When the Ukraine scandal burst into the news, a widespread consensus agreed that the allegations were deeply improper, and quite likely impeachable. “I think it would be wildly inappropriate for an American president to invite a foreign country’s leader to get engaged in an American presidential election. That strikes me as entirely inappropriate,” pronounced Republican Senator Pat Toomey of Pennsylvania. “If there is evidence of a quid pro quo, many think the dam will start to break on our side,” one Republican told the Washington Examiner in September. “Maybe if he withheld aid and there was a direct quid pro quo,” add another. Even a sycophant like Lindsey Graham conceded at the time that he might support impeachment “if you could show me that, you know, Trump actually was engaging in a quid pro quo, outside the phone call, that would be very disturbing.”

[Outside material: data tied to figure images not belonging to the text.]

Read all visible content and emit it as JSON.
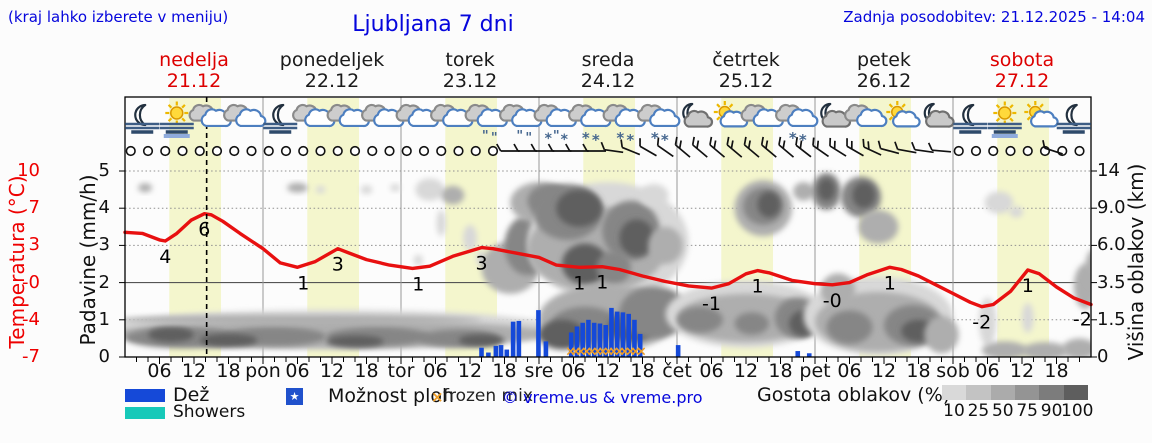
{
  "header": {
    "hint": "(kraj lahko izberete v meniju)",
    "title": "Ljubljana 7 dni",
    "updated": "Zadnja posodobitev: 21.12.2025 - 14:04"
  },
  "days": [
    {
      "name": "nedelja",
      "date": "21.12",
      "highlight": true
    },
    {
      "name": "ponedeljek",
      "date": "22.12",
      "highlight": false
    },
    {
      "name": "torek",
      "date": "23.12",
      "highlight": false
    },
    {
      "name": "sreda",
      "date": "24.12",
      "highlight": false
    },
    {
      "name": "četrtek",
      "date": "25.12",
      "highlight": false
    },
    {
      "name": "petek",
      "date": "26.12",
      "highlight": false
    },
    {
      "name": "sobota",
      "date": "27.12",
      "highlight": true
    }
  ],
  "axes": {
    "temp": {
      "title": "Temperatura (°C)",
      "ticks": [
        "10",
        "7",
        "3",
        "-0",
        "-4",
        "-7"
      ]
    },
    "precip": {
      "title": "Padavine (mm/h)",
      "ticks": [
        "5",
        "4",
        "3",
        "2",
        "1",
        "0"
      ]
    },
    "height": {
      "title": "Višina oblakov (km)",
      "ticks": [
        "14",
        "9.0",
        "6.0",
        "3.5",
        "1.5",
        "0"
      ]
    }
  },
  "legend": {
    "rain": "Dež",
    "showers": "Showers",
    "star": "Možnost ploh",
    "frozen": "frozen mix",
    "copyright": "© vreme.us & vreme.pro",
    "clouds": "Gostota oblakov (%)",
    "cloud_levels": [
      "10",
      "25",
      "50",
      "75",
      "90",
      "100"
    ]
  },
  "colors": {
    "blue_text": "#0505dc",
    "red": "#ee0000",
    "temp_line": "#e81010",
    "rain": "#1549d8",
    "showers": "#17c9b9",
    "star_box": "#2051cc",
    "orange": "#ef9f28",
    "daylight_band": "#f4f6cd",
    "cloud_shades": [
      "#d8d8d8",
      "#aeaeae",
      "#868686",
      "#5e5e5e"
    ],
    "legend_grays": [
      "#d9d9d9",
      "#c3c3c3",
      "#ababab",
      "#949494",
      "#7c7c7c",
      "#5e5e5e"
    ]
  },
  "chart_data": {
    "type": "meteogram",
    "x_unit": "hours from 21.12 00:00, 7 days",
    "x_range": [
      0,
      168
    ],
    "current_time_h": 14.2,
    "daylight": {
      "sunrise_h": 7.7,
      "sunset_h": 16.7
    },
    "precip_axis": {
      "unit": "mm/h",
      "ticks": [
        0,
        1,
        2,
        3,
        4,
        5
      ]
    },
    "temp_axis": {
      "unit": "°C",
      "min": -7,
      "max": 10
    },
    "height_axis": {
      "unit": "km",
      "tick_km": [
        0,
        1.5,
        3.5,
        6.0,
        9.0,
        14
      ]
    },
    "time_labels": [
      [
        6,
        "06"
      ],
      [
        12,
        "12"
      ],
      [
        18,
        "18"
      ],
      [
        24,
        "pon"
      ],
      [
        30,
        "06"
      ],
      [
        36,
        "12"
      ],
      [
        42,
        "18"
      ],
      [
        48,
        "tor"
      ],
      [
        54,
        "06"
      ],
      [
        60,
        "12"
      ],
      [
        66,
        "18"
      ],
      [
        72,
        "sre"
      ],
      [
        78,
        "06"
      ],
      [
        84,
        "12"
      ],
      [
        90,
        "18"
      ],
      [
        96,
        "čet"
      ],
      [
        102,
        "06"
      ],
      [
        108,
        "12"
      ],
      [
        114,
        "18"
      ],
      [
        120,
        "pet"
      ],
      [
        126,
        "06"
      ],
      [
        132,
        "12"
      ],
      [
        138,
        "18"
      ],
      [
        144,
        "sob"
      ],
      [
        150,
        "06"
      ],
      [
        156,
        "12"
      ],
      [
        162,
        "18"
      ]
    ],
    "temperature": [
      [
        0,
        4.4
      ],
      [
        3,
        4.3
      ],
      [
        6,
        3.7
      ],
      [
        7,
        3.6
      ],
      [
        9,
        4.3
      ],
      [
        11.5,
        5.5
      ],
      [
        13.8,
        6.1
      ],
      [
        15,
        6.0
      ],
      [
        17,
        5.4
      ],
      [
        20,
        4.3
      ],
      [
        24,
        2.9
      ],
      [
        27,
        1.6
      ],
      [
        30,
        1.2
      ],
      [
        33,
        1.7
      ],
      [
        37,
        2.9
      ],
      [
        39,
        2.5
      ],
      [
        42,
        1.9
      ],
      [
        46,
        1.4
      ],
      [
        50,
        1.1
      ],
      [
        53,
        1.3
      ],
      [
        57,
        2.2
      ],
      [
        62,
        3.0
      ],
      [
        64,
        2.9
      ],
      [
        68,
        2.5
      ],
      [
        72,
        2.1
      ],
      [
        75,
        1.4
      ],
      [
        79,
        1.2
      ],
      [
        83,
        1.25
      ],
      [
        86,
        1.0
      ],
      [
        90,
        0.4
      ],
      [
        94,
        -0.1
      ],
      [
        98,
        -0.5
      ],
      [
        102,
        -0.7
      ],
      [
        105,
        -0.3
      ],
      [
        108,
        0.6
      ],
      [
        110,
        0.9
      ],
      [
        112,
        0.7
      ],
      [
        116,
        0.0
      ],
      [
        120,
        -0.3
      ],
      [
        123,
        -0.4
      ],
      [
        126,
        -0.2
      ],
      [
        129,
        0.5
      ],
      [
        133,
        1.2
      ],
      [
        135,
        1.0
      ],
      [
        138,
        0.4
      ],
      [
        141,
        -0.4
      ],
      [
        144,
        -1.2
      ],
      [
        147,
        -2.0
      ],
      [
        149,
        -2.4
      ],
      [
        151,
        -2.2
      ],
      [
        154,
        -1.0
      ],
      [
        157,
        0.95
      ],
      [
        159,
        0.6
      ],
      [
        162,
        -0.6
      ],
      [
        165,
        -1.6
      ],
      [
        168,
        -2.2
      ]
    ],
    "temp_point_labels": [
      [
        7,
        3.6,
        "4"
      ],
      [
        13.8,
        6.1,
        "6"
      ],
      [
        31,
        1.2,
        "1"
      ],
      [
        37,
        2.9,
        "3"
      ],
      [
        51,
        1.1,
        "1"
      ],
      [
        62,
        3.0,
        "3"
      ],
      [
        79,
        1.2,
        "1"
      ],
      [
        83,
        1.25,
        "1"
      ],
      [
        102,
        -0.7,
        "-1"
      ],
      [
        110,
        0.9,
        "1"
      ],
      [
        123,
        -0.4,
        "-0"
      ],
      [
        133,
        1.2,
        "1"
      ],
      [
        149,
        -2.4,
        "-2"
      ],
      [
        157,
        0.95,
        "1"
      ],
      [
        166.5,
        -2.1,
        "-2"
      ]
    ],
    "precip_bars": [
      [
        62,
        0.25
      ],
      [
        63.2,
        0.12
      ],
      [
        64.5,
        0.3
      ],
      [
        65.4,
        0.32
      ],
      [
        66.4,
        0.2
      ],
      [
        67.5,
        0.95
      ],
      [
        68.5,
        0.97
      ],
      [
        71.9,
        1.26
      ],
      [
        73.2,
        0.42
      ],
      [
        77.6,
        0.66
      ],
      [
        78.6,
        0.82
      ],
      [
        79.6,
        0.92
      ],
      [
        80.6,
        1.0
      ],
      [
        81.6,
        0.92
      ],
      [
        82.6,
        0.9
      ],
      [
        83.6,
        0.86
      ],
      [
        84.6,
        1.32
      ],
      [
        85.6,
        1.22
      ],
      [
        86.6,
        1.2
      ],
      [
        87.6,
        1.16
      ],
      [
        88.6,
        1.0
      ],
      [
        89.6,
        0.62
      ],
      [
        96.2,
        0.32
      ],
      [
        117,
        0.16
      ],
      [
        119,
        0.1
      ]
    ],
    "frozen_mix_hours": [
      77.5,
      78.4,
      79.3,
      80.3,
      81.2,
      82.2,
      83.1,
      84.1,
      85,
      86,
      86.9,
      87.9,
      88.8,
      89.8
    ],
    "wind": {
      "calm_circle_hours": [
        1,
        4,
        7,
        10,
        13,
        16,
        19,
        22,
        25,
        28,
        31,
        34,
        37,
        40,
        43,
        46,
        49,
        52,
        55,
        58,
        61,
        64,
        145,
        148,
        151,
        154,
        157,
        160,
        163,
        166
      ],
      "barbs": [
        [
          67,
          0,
          1
        ],
        [
          70,
          0,
          1
        ],
        [
          73,
          0,
          1
        ],
        [
          76,
          0,
          1
        ],
        [
          79,
          0,
          1
        ],
        [
          82,
          0,
          1
        ],
        [
          85,
          8,
          1
        ],
        [
          88,
          22,
          1
        ],
        [
          91,
          30,
          1
        ],
        [
          94,
          35,
          1
        ],
        [
          97,
          40,
          2
        ],
        [
          100,
          40,
          2
        ],
        [
          103,
          40,
          2
        ],
        [
          106,
          40,
          2
        ],
        [
          109,
          40,
          2
        ],
        [
          112,
          40,
          2
        ],
        [
          115,
          40,
          2
        ],
        [
          118,
          38,
          2
        ],
        [
          121,
          35,
          2
        ],
        [
          124,
          32,
          2
        ],
        [
          127,
          30,
          2
        ],
        [
          130,
          25,
          2
        ],
        [
          133,
          15,
          1
        ],
        [
          136,
          10,
          1
        ],
        [
          139,
          8,
          1
        ],
        [
          142,
          5,
          1
        ],
        [
          161.5,
          18,
          1
        ]
      ]
    },
    "sky_icons": [
      [
        3,
        "moon-fog"
      ],
      [
        9,
        "sun-fog"
      ],
      [
        15,
        "cloud"
      ],
      [
        21,
        "cloud"
      ],
      [
        27,
        "moon-fog"
      ],
      [
        33,
        "cloud"
      ],
      [
        39,
        "cloud"
      ],
      [
        45,
        "cloud"
      ],
      [
        51,
        "cloud"
      ],
      [
        57,
        "cloud"
      ],
      [
        63,
        "cloud-drizzle"
      ],
      [
        69,
        "cloud-drizzle"
      ],
      [
        75,
        "cloud-sleet"
      ],
      [
        81,
        "cloud-snow"
      ],
      [
        87,
        "cloud-snow"
      ],
      [
        93,
        "cloud-snow"
      ],
      [
        99,
        "moon-cloud"
      ],
      [
        105,
        "sun-cloud"
      ],
      [
        111,
        "cloud"
      ],
      [
        117,
        "cloud-snow"
      ],
      [
        123,
        "moon-cloud"
      ],
      [
        129,
        "cloud"
      ],
      [
        135,
        "sun-cloud"
      ],
      [
        141,
        "moon-cloud"
      ],
      [
        147,
        "moon-fog"
      ],
      [
        153,
        "sun-fog"
      ],
      [
        159,
        "sun-cloud"
      ],
      [
        165,
        "moon-fog"
      ]
    ],
    "clouds": [
      [
        36,
        0.75,
        40,
        0.52,
        0
      ],
      [
        36,
        0.62,
        38,
        0.38,
        1
      ],
      [
        10,
        0.52,
        10,
        0.28,
        2
      ],
      [
        26,
        0.55,
        9,
        0.26,
        2
      ],
      [
        44,
        0.55,
        9,
        0.26,
        2
      ],
      [
        58,
        0.5,
        7,
        0.24,
        2
      ],
      [
        18,
        0.45,
        5,
        0.18,
        3
      ],
      [
        40,
        0.42,
        5,
        0.16,
        3
      ],
      [
        62,
        0.45,
        4,
        0.16,
        3
      ],
      [
        8,
        0.6,
        4,
        0.2,
        3
      ],
      [
        30,
        1.0,
        32,
        0.12,
        1
      ],
      [
        3.5,
        4.55,
        1.2,
        0.12,
        1
      ],
      [
        30,
        4.55,
        1.8,
        0.13,
        1
      ],
      [
        34,
        4.5,
        0.8,
        0.1,
        0
      ],
      [
        42,
        4.5,
        1,
        0.12,
        0
      ],
      [
        47,
        4.55,
        0.9,
        0.1,
        0
      ],
      [
        53,
        4.5,
        2.5,
        0.3,
        0
      ],
      [
        57,
        4.35,
        2,
        0.25,
        1
      ],
      [
        60,
        3.2,
        1.2,
        0.35,
        0
      ],
      [
        62,
        2.65,
        0.9,
        0.2,
        0
      ],
      [
        51,
        2.6,
        0.8,
        0.15,
        0
      ],
      [
        55,
        3.6,
        0.8,
        0.35,
        0
      ],
      [
        67,
        2.4,
        5,
        0.7,
        1
      ],
      [
        70,
        3.0,
        4,
        0.8,
        2
      ],
      [
        72,
        4.15,
        5,
        0.55,
        1
      ],
      [
        74,
        4.2,
        4,
        0.45,
        2
      ],
      [
        84,
        3.1,
        14,
        1.6,
        0
      ],
      [
        82,
        2.9,
        12,
        1.15,
        1
      ],
      [
        77,
        3.9,
        6,
        0.75,
        2
      ],
      [
        79,
        4.0,
        4,
        0.5,
        3
      ],
      [
        88,
        3.4,
        5,
        0.8,
        2
      ],
      [
        89,
        3.2,
        3,
        0.5,
        3
      ],
      [
        80,
        2.5,
        4,
        0.55,
        3
      ],
      [
        85,
        2.4,
        3,
        0.45,
        2
      ],
      [
        92,
        4.35,
        2.5,
        0.3,
        0
      ],
      [
        94,
        3.0,
        3,
        0.5,
        1
      ],
      [
        84,
        1.05,
        12,
        0.9,
        1
      ],
      [
        80,
        0.85,
        6,
        0.5,
        2
      ],
      [
        88,
        0.8,
        4,
        0.4,
        3
      ],
      [
        76,
        0.6,
        4,
        0.4,
        3
      ],
      [
        92,
        1.2,
        6,
        0.7,
        2
      ],
      [
        108,
        1.15,
        14,
        0.9,
        0
      ],
      [
        108,
        1.05,
        12,
        0.65,
        1
      ],
      [
        100,
        1.0,
        4,
        0.35,
        2
      ],
      [
        109,
        0.9,
        3,
        0.3,
        2
      ],
      [
        117,
        1.05,
        4,
        0.55,
        2
      ],
      [
        118,
        0.9,
        2.5,
        0.35,
        3
      ],
      [
        111,
        4.0,
        5,
        0.75,
        1
      ],
      [
        111,
        4.05,
        3.5,
        0.5,
        2
      ],
      [
        112,
        4.1,
        2,
        0.35,
        3
      ],
      [
        118,
        4.45,
        1.8,
        0.25,
        1
      ],
      [
        122,
        4.45,
        2.5,
        0.5,
        2
      ],
      [
        122,
        4.5,
        1.5,
        0.3,
        3
      ],
      [
        128,
        4.3,
        3.5,
        0.55,
        2
      ],
      [
        128.5,
        4.35,
        2,
        0.35,
        3
      ],
      [
        131,
        3.5,
        3.5,
        0.45,
        1
      ],
      [
        131,
        1.1,
        13,
        1.05,
        0
      ],
      [
        131,
        0.95,
        11,
        0.8,
        1
      ],
      [
        126,
        0.8,
        4,
        0.45,
        2
      ],
      [
        137,
        0.85,
        5,
        0.55,
        2
      ],
      [
        138,
        0.7,
        3,
        0.3,
        3
      ],
      [
        124,
        1.8,
        3,
        0.45,
        1
      ],
      [
        142,
        0.6,
        3,
        0.5,
        1
      ],
      [
        150,
        0.95,
        1.5,
        0.65,
        0
      ],
      [
        152,
        4.15,
        2.5,
        0.3,
        0
      ],
      [
        155,
        3.9,
        1.2,
        0.15,
        0
      ],
      [
        157,
        1.05,
        1,
        0.4,
        0
      ],
      [
        153,
        0.18,
        4,
        0.24,
        1
      ],
      [
        160,
        0.16,
        4,
        0.24,
        1
      ],
      [
        166,
        0.22,
        3,
        0.28,
        1
      ],
      [
        167,
        1.9,
        2,
        0.6,
        1
      ],
      [
        168.5,
        2.4,
        1.5,
        0.5,
        1
      ]
    ]
  }
}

Even as the White House has withheld most documentary evidence and testimony from central figures like Mick Mulvaney, Rick Perry, Rudy Giuliani, and Trump himself, the case has been proved beyond any sliver of a doubt. Trump and his agents communicated to Ukraine through a variety of channels that they intended to trade a presidential meeting and military aid for the announcement of investigations into Trump’s domestic rivals. The terms of the deal are so obvious that even a fraction of the evidence was sufficient to establish it.
The primary effect of the proliferation of evidence upon the Republicans has been to persuade them to change their standards as to what is acceptable presidential conduct. Oklahoma representative Tom Cole said in September that the whistle-blower complaint is “a serious matter, and I will continue to thoughtfully consider information as it becomes available.” But Cole quickly decided that he was tired of considering information thoughtfully. “It doesn’t matter much anymore,” he said last month.
Many members of the mainstream media have defined this response as “partisanship.” A New York Times analysis noted that the parties in Monday’s hearings “presented radically competing versions of reality. CNN’s Chris Cillizza called the hearings “a bunch of adults yelling at one another over matters that almost no one watching understood or cares about.”
The reality is that the parties have, if anything, converged on a shared set of facts, at least as it pertains to the Ukraine scandal. Whereas Republicans previously refused to connect the dots that showed Trump’s Ukraine extortion, they have increasingly accepted reality. They have simply redefined the unacceptable as acceptable.
Ted Cruz, appearing on Meet the Press Sunday, denied that Trump had engaged in a high crime or misdemeanor, without denying the underlying conduct. “I believe any president, any Justice Department,” he insisted, “has the authority to investigate corruption.”
The U.S. government has procedures in place to ascertain whether recipients of foreign aid have taken adequate steps to police corruption, and Ukraine passed the test. Indeed, Ukraine’s government is in the midst of a sweeping reform era, which is precisely why Trump — whose allies are working to recorrupt it — greeted the new regime so suspiciously. The “authority” Cruz is defending is ad hoc power to call any political opponent “corrupt” and demand an investigation. If Trump wants to ask Cuba to investigate Rafael Cruz for taking payments to help cover up the murder of John F. Kennedy Jr., by Ted Cruz’s reckoning, he has every right to do so.